I offer him a half-hearted smile and slightly shake my head at him, wondering just how much he's getting paid because there's no way someone doing something like this is that happy.

"Don Marcello!" Fabio abruptly exclaims in his thick Italian accent, my eyes snapping up to find Marcel emerging into the room in his usual dark colored suit with a hand tightly tucked into his pocket. "Come sta, signore?"

("How are you, sir?")

With a small smile, Marcel greets Fabio, offering him an amiable hug as he says, his accent almost as thick as Fabio's, "Bene."

("Well.")

So...he doesn't just speak English and Spanish?

...

Italian suits him too.

Watching him interact in a non-menacing way for the first time since we reconnected is almost pleasantly surprising. I was convinced that after he took over his father's business here, in the US, there'd be nothing left of the idea that I had of who he was that night, 6 years ago.

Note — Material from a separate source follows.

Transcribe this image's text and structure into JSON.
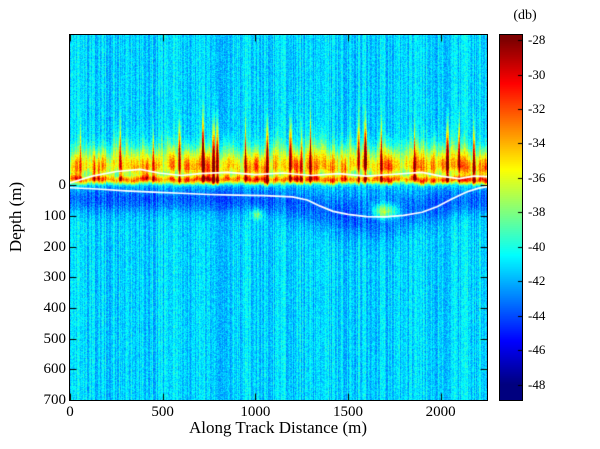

He had assured me that he just wanted to have a conversation with me after subtly pointing out that I looked awfully comfortable in an oversized sweater, sweats that were way too big for me, fuzzy polka dot socks, and a messy bun. Homeless was the word he jokingly used until he realized that I wasn't so much in the mood for jokes.

My arms were crossed beneath my breasts as I hugged myself in a desperate attempt to find comfort in a situation that I wasn't prepared to be in. I didn't think I was ever going to face him again, given that my brother made it perfectly clear that he wanted me to stay away from Marcello Saldívar.

It's funny, really.

I was so sure that Marcel had just used me and wanted nothing to do with me until he insisted on sitting on the couch with me where he leaned back comfortably with an arm extended over the armrest and his legs parted at shoulder width. Beside him, I sat upright, holding my hands on my lap as I senselessly twiddled with my fingers beneath the sleeves concealing them. Despite my gaze being fixed on them, out of the corner of my eye, I watched the stoic look on his face, hoping that I could guess what he wanted to talk to me about.

"I take it your brother told you to stay away from me?" He asked as though he didn't already know the answer to his question.

I drew my lip between my teeth, biting gently as I nodded silently.

In my head, I knew that I should've picked up the phone and called my brother to get him to leave, but in my heart, I knew that Marcel hadn't actually done anything to hurt me and I wanted him to stay. What I was feeling was a result of my own guilt. Altogether, if I really did need to stay as far away from him as my brother told me to, I wanted closure.

With a tenderness lingering in his voice, he suddenly said, "You seem unhappy."

Somehow, despite knowing what the emptiness inside of me was, hearing him diagnose me on the spot made a knot form at the edge of my throat. I tried to swallow it, shaking my head ever-so-slightly as I lied, "I'm not unhappy."

My voice had quavered, and as much as I tried to pretend and brush it off as if it wasn't killing me inside, I couldn't stop the tears that formed at the brim of my eyes and fell with a mind of their own.